Role of an Electrogenic Na+-HCO3− Cotransport in Determining Myocardial pHi After an Increase in Heart Rate

The contribution of electrogenic Na(+)-HCO3- cotransport to pHi regulation during changes in heart rate was explored in cat papillary muscles loaded with BCECF-AM in bicarbonate-free (HEPES) medium and in CO2/HCO3(-)-buffered medium. Stepwise increments in the frequency of contraction from 15 to 100 bpm induced a reversible increase in the pHi from 7.13 +/- 0.03 to 7.36 +/- 0.03 (P < .05, n = 5) in the presence of CO2/ HCO3- buffer. The same increase in the frequency of stimulation, however, decreased pHi from 7.10 +/- 0.02 to 6.91 +/- 0.06 (P < .05, n = 5), in the absence of bicarbonate. Moreover, in CO2/HCO3(-)-superfused muscles pretreated with SITS (0.1 mmol/L), this effect of increasing the contraction frequency was reversed, and a decrease of pHi from 7.03 +/- 0.04 to 6.88 +/- 0.06 (P < .05, n = 4) was observed when the pacing rate was increased stepwise from 15 to 100 bpm. High [K+]o-induced depolarization of cell membrane alkalinized myocardial cells in the presence of HCO3- ions, whereas acidification was observed as a consequence of hyperpolarization induced by low external [K+]o. Myocardial resting membrane potential became hyperpolarized upon exposure to HCO3(-)-buffered media.

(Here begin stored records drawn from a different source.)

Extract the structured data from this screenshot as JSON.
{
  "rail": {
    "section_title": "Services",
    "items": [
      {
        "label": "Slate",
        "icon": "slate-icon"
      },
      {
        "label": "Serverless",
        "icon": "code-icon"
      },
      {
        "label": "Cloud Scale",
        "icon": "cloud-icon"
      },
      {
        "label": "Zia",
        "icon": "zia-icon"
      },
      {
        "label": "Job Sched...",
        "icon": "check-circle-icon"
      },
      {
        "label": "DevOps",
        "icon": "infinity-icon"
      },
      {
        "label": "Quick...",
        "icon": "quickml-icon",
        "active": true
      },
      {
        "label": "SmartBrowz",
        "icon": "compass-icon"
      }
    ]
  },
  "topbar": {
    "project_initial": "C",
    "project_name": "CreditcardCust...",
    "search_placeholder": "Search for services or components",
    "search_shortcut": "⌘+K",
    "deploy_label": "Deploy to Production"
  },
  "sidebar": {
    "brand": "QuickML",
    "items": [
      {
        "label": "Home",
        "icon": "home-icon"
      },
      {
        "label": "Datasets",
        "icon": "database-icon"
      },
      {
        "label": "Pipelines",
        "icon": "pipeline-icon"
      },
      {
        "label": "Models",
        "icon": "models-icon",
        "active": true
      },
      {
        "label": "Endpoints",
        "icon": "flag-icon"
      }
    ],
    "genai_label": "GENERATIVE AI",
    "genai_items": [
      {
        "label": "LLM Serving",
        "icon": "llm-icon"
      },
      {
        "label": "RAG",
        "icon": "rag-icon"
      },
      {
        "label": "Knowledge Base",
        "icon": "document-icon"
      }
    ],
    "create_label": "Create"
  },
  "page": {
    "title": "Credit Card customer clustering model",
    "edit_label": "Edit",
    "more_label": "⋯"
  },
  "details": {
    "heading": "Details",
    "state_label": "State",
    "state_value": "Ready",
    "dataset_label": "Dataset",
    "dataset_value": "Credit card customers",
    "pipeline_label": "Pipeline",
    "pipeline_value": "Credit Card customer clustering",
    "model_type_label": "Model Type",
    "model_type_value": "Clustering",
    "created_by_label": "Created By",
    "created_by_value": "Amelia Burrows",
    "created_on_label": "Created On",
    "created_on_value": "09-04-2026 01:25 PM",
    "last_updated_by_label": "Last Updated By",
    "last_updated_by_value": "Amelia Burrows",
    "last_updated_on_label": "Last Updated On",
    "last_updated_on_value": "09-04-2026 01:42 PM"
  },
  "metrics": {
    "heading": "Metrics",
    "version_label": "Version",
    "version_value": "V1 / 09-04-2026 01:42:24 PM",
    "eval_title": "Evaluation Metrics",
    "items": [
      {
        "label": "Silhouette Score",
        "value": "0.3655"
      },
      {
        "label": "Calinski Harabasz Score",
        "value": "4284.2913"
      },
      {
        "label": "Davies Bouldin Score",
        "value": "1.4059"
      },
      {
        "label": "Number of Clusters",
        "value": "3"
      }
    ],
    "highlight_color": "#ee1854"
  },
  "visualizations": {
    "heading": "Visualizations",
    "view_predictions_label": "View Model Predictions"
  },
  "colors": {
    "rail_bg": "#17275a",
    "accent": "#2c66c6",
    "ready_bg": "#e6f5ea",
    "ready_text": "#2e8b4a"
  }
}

This HCO3(-)-induced hyperpolarization was not blocked by the inhibition of Na+,K(+)-ATPase activity by ouabain (0.5 mumol/L) but was prevented by SITS. The results suggested that membrane depolarization during cardiac action potential causes an increase in electrogenic Na(+)-HCO3- cotransport. Such depolarizations occurring as a consequence of increases in heart rate would thus, by means of elevated bicarbonate influxes, substantially increase the myocardial cells ability to recover from an enhanced proton production.